I have a 14-page, four-color brochure! "Nynex ISDN Primary
Service ... for More Efficient Voice, Data, Image, and
Video...." The Pipeline's ISDN order has been floating about
for months. Our sales representative says he wrote it up three
times, and each time the system bounced it back. I have a phone
number for an ISDN specialist inside Nynex, but he doesn't seem
to have voice mail.
        Luckily, our customers understand the environment we're
working with. "Sorry, my response to Dave's post on Indian
beach food got eaten up by a second-level demon somewhere in
the Giant Tunnel of the Fourth Moon of Nynex," writes a New
York financier in one of our on-line forums. We make do.
        At the Pipeline, we've discussed plausible advanced-technology
scenarios for bringing our necessary volume of telephone
circuits into our office: Nynex has plenty of fiber and packet
networks, Enterprise Service, Infopath, and Advanced Customer
Networks. We don't want hundreds of separate telephone numbers
(a scarce commodity) and we don't want dial tone (our customers
call us). But we get them whether we want them or not. Somehow,
when we file out of conference rooms, the solution is always
the same: a wall-full of individual, old-fashioned telephone
lines.
        The Pipeline is not alone. The large, private on-line
services, too, rely on more or less the same graying telephone
technology. Those services may have a limited future anyway.
Either they will open their gates to the Internet and become
subsumed by it, or they will remain lakes isolated from the
ocean. Meanwhile, despite ourselves, we have become revenue
producers for the telephone companies. One customer calling
from Cape Cod racked up a $544 phone bill in her first month,
while paying the Pipeline a total of $35.
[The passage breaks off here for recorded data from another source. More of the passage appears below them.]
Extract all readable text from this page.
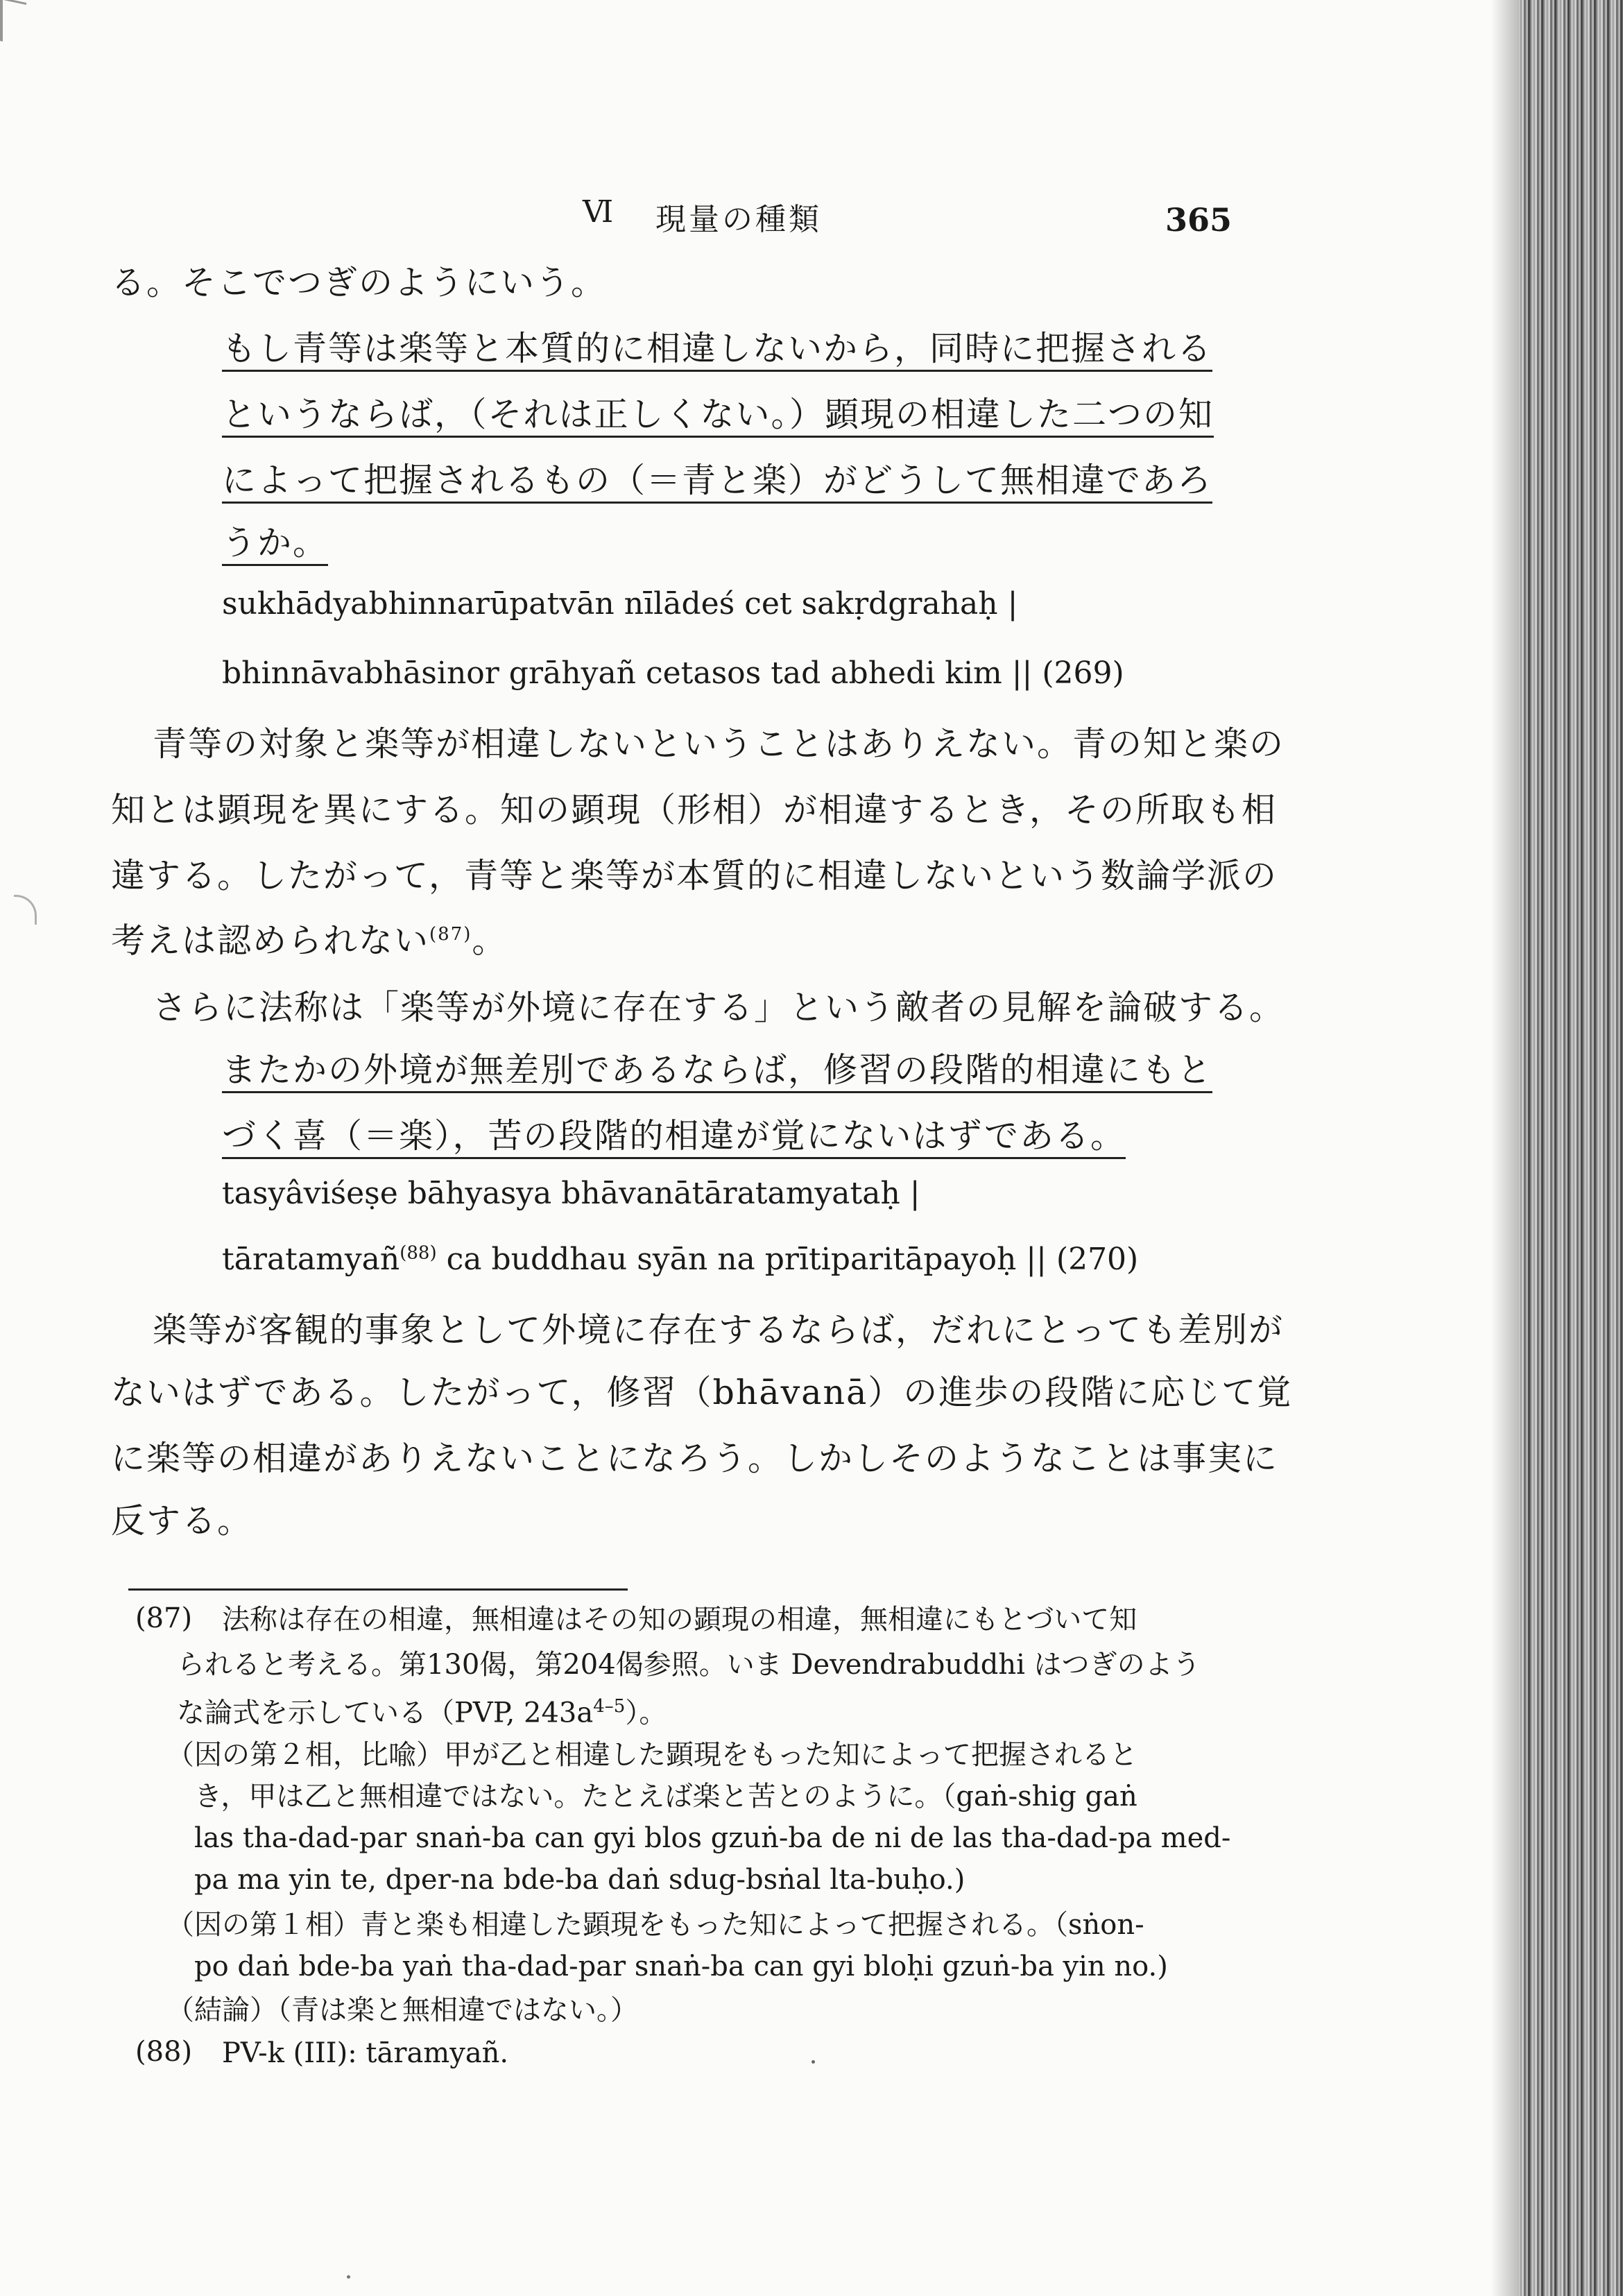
Ⅵ 現量の種類	365
る。そこでつぎのようにいう。
もし青等は楽等と本質的に相違しないから，同時に把握される
というならば，（それは正しくない。）顕現の相違した二つの知
によって把握されるもの（＝青と楽）がどうして無相違であろ
うか。
sukhādyabhinnarūpatvān nīlādeś cet sakṛdgrahaḥ |
bhinnāvabhāsinor grāhyañ cetasos tad abhedi kim || (269)
青等の対象と楽等が相違しないということはありえない。青の知と楽の
知とは顕現を異にする。知の顕現（形相）が相違するとき，その所取も相
違する。したがって，青等と楽等が本質的に相違しないという数論学派の
考えは認められない$^{(87)}$。
さらに法称は「楽等が外境に存在する」という敵者の見解を論破する。
またかの外境が無差別であるならば，修習の段階的相違にもと
づく喜（＝楽），苦の段階的相違が覚にないはずである。
tasyâviśeṣe bāhyasya bhāvanātāratamyataḥ |
tāratamyañ$^{(88)}$ ca buddhau syān na prītiparitāpayoḥ || (270)
楽等が客観的事象として外境に存在するならば，だれにとっても差別が
ないはずである。したがって，修習（bhāvanā）の進歩の段階に応じて覚
に楽等の相違がありえないことになろう。しかしそのようなことは事実に
反する。
(87) 法称は存在の相違，無相違はその知の顕現の相違，無相違にもとづいて知
られると考える。第130偈，第204偈参照。いま Devendrabuddhi はつぎのよう
な論式を示している（PVP, $243a^{4-5}$）。
（因の第２相，比喩）甲が乙と相違した顕現をもった知によって把握されると
き，甲は乙と無相違ではない。たとえば楽と苦とのように。（gaṅ-shig gaṅ
las tha-dad-par snaṅ-ba can gyi blos gzuṅ-ba de ni de las tha-dad-pa med-
pa ma yin te, dper-na bde-ba daṅ sdug-bsṅal lta-buḥo.)
（因の第１相）青と楽も相違した顕現をもった知によって把握される。（sṅon-
po daṅ bde-ba yaṅ tha-dad-par snaṅ-ba can gyi bloḥi gzuṅ-ba yin no.)
（結論）（青は楽と無相違ではない。）
(88) PV-k (III): tāramyañ.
        Maybe this is the era of small mammals scurrying about at the
feet of the dinosaurs. Our own reason for being, our graphical
software package, was the half-year's work of a lone,
overstressed programmer. The established software companies,
from Microsoft down, leak monthly rumors of their own on-line
software in progress, but have not yet produced any. We haven't
tried to propel our users headlong into the 21st century. They
can't receive video on demand. But they can order flowers from
a cyber-florist, and they can have their E-mail forwarded to
their pagers. They can't surf the famous 500 channels, but they
are trying out a Parisian's interactive guide to his city's
metro, or browsing last week's SEC filings through a free
experimental project, or joining the arguments in the
alt.tv.melrose-place discussion group, or logging into the
Library of Congress, or trying to download this morning's
infrared satellite map--and discovering that the weather
archives are overloaded.
        There are billions of dollars in search of the future, but
it's the present that ordinary users have to cope with. We're
amateurs, avowedly; and here on the I-way, it is Amateur Hour.